人から嫌われるような人間ではないはずだ。少なくとも、呪われるほどには。

「徳井、今日リョーコーの里中さんと飲むんだけど来ないか?」

舟山の声掛けに思考を止め顔を上げる。

「里中さんですか?」

「そうそう。今色んな人とバチバチにやり合ってるから息抜きしたいんだろ。

でさ、遠野サン、来るらしいよ」

「マジすか」

遠野 由恵はリョーコー社のマドンナ的存在だ。25歳と若いが、言われた仕事はなんでもソツなくこなす。控えめな性格で、笑ったときに覗く八重歯が可愛らしい。

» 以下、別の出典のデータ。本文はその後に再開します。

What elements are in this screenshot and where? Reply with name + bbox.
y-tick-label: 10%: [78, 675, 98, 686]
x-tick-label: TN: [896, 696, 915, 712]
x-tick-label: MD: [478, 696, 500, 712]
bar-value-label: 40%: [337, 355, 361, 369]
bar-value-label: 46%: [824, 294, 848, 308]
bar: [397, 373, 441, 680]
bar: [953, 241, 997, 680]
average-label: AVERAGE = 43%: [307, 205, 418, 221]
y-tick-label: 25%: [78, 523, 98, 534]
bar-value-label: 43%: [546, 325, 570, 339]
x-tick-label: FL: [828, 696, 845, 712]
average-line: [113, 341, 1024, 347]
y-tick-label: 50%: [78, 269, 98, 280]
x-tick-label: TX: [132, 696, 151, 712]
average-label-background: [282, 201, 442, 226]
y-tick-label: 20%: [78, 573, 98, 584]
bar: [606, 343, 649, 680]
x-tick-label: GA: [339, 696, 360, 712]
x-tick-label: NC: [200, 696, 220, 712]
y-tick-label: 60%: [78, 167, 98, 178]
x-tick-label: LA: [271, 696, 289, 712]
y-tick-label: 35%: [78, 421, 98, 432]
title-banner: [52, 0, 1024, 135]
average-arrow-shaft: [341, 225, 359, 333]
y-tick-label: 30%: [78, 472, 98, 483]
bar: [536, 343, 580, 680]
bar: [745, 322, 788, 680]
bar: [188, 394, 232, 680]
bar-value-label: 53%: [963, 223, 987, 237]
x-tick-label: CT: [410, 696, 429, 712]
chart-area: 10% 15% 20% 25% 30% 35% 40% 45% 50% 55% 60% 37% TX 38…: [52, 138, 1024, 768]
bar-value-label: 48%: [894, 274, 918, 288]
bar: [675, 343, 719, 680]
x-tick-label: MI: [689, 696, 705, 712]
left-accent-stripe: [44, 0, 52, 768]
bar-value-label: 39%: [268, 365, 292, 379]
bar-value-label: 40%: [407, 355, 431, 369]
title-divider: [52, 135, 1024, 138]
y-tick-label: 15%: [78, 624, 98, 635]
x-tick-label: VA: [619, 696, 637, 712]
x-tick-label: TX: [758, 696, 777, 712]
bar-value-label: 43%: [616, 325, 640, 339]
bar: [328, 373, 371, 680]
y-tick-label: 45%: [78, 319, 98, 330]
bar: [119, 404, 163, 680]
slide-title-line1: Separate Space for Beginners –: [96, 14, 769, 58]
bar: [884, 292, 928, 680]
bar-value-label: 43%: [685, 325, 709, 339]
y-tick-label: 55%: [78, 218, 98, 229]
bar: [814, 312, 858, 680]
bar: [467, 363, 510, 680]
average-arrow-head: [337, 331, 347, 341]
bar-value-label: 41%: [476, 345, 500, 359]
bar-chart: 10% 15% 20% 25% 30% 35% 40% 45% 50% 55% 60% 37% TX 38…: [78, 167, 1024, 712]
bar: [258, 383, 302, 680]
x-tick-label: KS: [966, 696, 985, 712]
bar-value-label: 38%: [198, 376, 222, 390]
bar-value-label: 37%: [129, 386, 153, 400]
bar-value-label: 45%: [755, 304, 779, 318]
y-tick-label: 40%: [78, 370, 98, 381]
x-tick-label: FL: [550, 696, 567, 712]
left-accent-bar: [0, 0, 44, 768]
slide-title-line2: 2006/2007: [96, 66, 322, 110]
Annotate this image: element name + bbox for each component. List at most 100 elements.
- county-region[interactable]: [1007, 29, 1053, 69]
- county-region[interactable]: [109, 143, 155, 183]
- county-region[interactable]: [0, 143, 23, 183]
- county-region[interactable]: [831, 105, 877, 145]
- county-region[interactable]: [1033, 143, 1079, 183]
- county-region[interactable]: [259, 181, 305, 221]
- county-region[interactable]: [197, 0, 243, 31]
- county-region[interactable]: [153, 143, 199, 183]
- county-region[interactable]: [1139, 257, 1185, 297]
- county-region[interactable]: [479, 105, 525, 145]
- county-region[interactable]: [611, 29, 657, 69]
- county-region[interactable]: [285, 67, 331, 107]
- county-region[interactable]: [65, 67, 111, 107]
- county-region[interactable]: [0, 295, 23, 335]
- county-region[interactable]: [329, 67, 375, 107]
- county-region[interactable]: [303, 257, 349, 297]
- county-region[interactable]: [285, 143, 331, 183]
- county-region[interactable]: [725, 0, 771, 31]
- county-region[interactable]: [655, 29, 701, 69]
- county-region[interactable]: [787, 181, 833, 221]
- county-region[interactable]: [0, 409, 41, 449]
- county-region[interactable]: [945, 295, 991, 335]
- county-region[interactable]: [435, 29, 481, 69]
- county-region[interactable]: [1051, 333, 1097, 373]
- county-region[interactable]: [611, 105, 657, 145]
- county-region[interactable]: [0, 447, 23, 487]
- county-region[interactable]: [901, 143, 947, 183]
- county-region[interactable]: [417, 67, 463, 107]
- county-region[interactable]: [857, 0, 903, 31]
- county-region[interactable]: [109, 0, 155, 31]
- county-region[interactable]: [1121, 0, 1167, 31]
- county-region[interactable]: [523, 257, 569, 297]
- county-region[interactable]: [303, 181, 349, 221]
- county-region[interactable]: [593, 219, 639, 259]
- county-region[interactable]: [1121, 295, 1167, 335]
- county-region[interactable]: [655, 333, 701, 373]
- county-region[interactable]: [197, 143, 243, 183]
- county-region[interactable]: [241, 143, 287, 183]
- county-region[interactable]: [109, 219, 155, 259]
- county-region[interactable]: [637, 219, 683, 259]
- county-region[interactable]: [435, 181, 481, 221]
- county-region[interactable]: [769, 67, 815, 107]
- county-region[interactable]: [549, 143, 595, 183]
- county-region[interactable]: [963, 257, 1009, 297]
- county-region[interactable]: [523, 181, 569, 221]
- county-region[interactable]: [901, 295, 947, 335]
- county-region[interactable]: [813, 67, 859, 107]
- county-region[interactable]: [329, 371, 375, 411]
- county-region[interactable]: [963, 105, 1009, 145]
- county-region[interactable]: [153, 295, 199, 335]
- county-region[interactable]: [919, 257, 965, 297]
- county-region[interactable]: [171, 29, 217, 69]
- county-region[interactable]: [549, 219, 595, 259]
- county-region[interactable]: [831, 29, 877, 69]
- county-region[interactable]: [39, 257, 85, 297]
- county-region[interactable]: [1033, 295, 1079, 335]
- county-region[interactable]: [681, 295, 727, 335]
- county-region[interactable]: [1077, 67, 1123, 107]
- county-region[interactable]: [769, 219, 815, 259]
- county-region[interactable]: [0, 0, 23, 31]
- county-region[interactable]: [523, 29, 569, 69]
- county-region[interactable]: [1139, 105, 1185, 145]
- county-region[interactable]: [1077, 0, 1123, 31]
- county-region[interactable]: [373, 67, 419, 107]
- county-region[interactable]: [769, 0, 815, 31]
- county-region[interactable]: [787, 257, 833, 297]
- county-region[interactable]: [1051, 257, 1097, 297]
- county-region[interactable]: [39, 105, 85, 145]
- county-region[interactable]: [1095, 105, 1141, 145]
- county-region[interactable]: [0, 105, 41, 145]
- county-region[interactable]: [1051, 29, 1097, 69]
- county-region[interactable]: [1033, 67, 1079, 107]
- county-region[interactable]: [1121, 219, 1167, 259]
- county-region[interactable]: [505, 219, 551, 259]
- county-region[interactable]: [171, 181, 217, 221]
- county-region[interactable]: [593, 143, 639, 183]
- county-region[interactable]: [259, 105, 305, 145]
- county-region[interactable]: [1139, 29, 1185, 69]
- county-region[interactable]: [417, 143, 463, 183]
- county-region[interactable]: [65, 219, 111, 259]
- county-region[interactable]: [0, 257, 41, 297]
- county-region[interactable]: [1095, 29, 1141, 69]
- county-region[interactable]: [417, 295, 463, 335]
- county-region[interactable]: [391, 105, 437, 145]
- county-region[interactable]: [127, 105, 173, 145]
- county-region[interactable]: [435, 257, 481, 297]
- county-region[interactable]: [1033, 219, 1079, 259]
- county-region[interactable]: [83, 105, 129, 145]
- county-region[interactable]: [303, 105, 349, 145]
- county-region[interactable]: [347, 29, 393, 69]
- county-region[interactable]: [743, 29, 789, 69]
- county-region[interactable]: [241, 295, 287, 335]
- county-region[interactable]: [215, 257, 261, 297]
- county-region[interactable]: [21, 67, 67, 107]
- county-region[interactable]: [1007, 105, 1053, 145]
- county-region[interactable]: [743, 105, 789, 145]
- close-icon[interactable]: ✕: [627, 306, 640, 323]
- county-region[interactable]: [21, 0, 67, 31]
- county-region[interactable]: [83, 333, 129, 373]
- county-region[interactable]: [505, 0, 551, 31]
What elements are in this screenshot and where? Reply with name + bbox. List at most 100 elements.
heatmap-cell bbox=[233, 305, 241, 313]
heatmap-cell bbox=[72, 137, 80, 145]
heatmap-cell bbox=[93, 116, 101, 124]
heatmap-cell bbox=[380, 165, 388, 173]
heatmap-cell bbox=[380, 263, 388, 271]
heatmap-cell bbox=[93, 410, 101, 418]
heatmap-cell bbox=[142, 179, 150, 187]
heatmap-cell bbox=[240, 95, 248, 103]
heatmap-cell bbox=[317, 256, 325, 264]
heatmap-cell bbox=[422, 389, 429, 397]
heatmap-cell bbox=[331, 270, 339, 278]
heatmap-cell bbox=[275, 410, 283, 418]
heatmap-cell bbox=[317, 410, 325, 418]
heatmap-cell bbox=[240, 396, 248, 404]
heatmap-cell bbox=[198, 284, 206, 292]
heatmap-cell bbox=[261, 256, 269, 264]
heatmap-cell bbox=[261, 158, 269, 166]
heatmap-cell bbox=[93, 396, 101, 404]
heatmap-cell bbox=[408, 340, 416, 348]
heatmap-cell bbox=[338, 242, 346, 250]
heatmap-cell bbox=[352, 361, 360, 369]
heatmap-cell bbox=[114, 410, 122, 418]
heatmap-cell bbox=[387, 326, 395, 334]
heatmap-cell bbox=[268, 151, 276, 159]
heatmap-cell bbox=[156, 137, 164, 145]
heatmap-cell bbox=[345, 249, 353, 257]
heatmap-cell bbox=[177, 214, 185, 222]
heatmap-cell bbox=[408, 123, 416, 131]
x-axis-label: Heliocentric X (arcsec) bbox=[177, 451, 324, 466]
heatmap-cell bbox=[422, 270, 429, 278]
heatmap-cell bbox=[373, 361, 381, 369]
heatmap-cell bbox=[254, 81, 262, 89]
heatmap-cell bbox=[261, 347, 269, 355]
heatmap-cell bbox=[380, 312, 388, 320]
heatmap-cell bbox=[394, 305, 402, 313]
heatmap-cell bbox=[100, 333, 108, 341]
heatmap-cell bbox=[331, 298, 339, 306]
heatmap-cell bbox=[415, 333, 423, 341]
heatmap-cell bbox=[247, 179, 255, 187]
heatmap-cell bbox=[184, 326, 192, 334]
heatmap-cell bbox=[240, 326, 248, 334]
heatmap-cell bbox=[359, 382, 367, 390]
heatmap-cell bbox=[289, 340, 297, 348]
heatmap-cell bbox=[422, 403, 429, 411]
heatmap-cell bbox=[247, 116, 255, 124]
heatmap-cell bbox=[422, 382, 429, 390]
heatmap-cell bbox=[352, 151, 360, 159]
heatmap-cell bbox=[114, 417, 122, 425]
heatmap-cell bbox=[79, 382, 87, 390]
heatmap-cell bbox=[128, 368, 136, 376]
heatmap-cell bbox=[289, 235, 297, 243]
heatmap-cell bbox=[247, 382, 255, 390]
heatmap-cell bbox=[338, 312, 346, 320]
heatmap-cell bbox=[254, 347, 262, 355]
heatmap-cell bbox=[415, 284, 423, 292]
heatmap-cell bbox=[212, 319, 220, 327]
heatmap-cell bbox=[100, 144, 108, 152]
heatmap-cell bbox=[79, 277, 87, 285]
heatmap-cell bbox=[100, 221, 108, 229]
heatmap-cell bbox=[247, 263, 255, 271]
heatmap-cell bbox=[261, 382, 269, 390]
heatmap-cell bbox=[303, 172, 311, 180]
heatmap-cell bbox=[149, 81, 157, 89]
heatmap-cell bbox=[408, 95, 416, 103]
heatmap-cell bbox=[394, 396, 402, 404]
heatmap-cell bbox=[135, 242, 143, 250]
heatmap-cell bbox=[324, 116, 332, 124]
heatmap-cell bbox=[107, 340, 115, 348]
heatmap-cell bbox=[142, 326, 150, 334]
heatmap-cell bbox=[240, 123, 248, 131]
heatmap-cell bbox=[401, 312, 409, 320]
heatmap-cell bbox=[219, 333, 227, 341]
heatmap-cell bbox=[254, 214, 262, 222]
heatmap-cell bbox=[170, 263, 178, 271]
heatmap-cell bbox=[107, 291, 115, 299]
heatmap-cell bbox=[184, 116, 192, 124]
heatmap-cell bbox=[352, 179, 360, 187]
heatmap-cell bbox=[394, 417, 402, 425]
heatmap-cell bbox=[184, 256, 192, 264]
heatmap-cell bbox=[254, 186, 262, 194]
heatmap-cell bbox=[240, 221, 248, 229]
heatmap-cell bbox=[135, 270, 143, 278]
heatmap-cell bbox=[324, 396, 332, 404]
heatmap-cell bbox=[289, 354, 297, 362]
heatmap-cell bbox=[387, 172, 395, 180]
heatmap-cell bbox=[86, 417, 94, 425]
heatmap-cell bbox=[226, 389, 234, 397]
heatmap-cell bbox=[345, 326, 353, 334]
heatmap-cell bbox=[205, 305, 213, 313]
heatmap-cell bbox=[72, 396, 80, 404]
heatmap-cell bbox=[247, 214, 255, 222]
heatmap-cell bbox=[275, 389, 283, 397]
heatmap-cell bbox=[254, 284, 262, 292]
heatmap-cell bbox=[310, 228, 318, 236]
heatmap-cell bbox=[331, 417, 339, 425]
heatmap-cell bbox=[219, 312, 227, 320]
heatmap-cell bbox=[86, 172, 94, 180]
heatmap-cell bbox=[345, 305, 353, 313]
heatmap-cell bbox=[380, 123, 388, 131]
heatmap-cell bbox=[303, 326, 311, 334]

彼女がその場にいるだけで疲れが癒やされる。言うなれば荒野に咲いた一輪の花だろう。

当然、妻帯者の直哉はアプローチを仕掛けたりはしないが、社内の奴らで何人か狙っているのがいるのは知っていた。

「畑中」

直哉はすぐに後輩に声をかける。

「聞いたか? 遠野サン今日来るってよ」

「あ、そうなんすか……」

「そうなんすか、じゃないよ。お前狙ってんだろ?」

「ちょ、変な言い方しないでください。

確かに美人だとは言いましたけどオレ彼女いるんで」

「乗り換えちゃえ」

「バカ言わないでくださいよ。

というかなんで遠野さん来るんですか? あの人EC担当ですよね」

遠野の役職をすっかり忘れていた直哉はそういえば、と疑問をやっと抱く。

後輩二人の不思議そうな表情に舟山が不敵な笑みを浮かべた。

「里中さんが俺達と飲むから来ないかって声掛けたら来るって言ったらしい。

もしかして、俺達の中に……」

「舟山さん夢見過ぎですよ。相手は25歳。40歳なんてオッサンですからね」

畑中の冷たい言葉に舟山は太鼓腹を震わせ「このダンディな色気をわかってくれるかもしれないだろ」とのたまう。

「遠野さん彼氏いるのかな」

これまた直哉の腑抜けた発言に畑中はこめかみを押さえ「こんなのが先輩だなんて嫌だ……」と生意気なことを言っていた。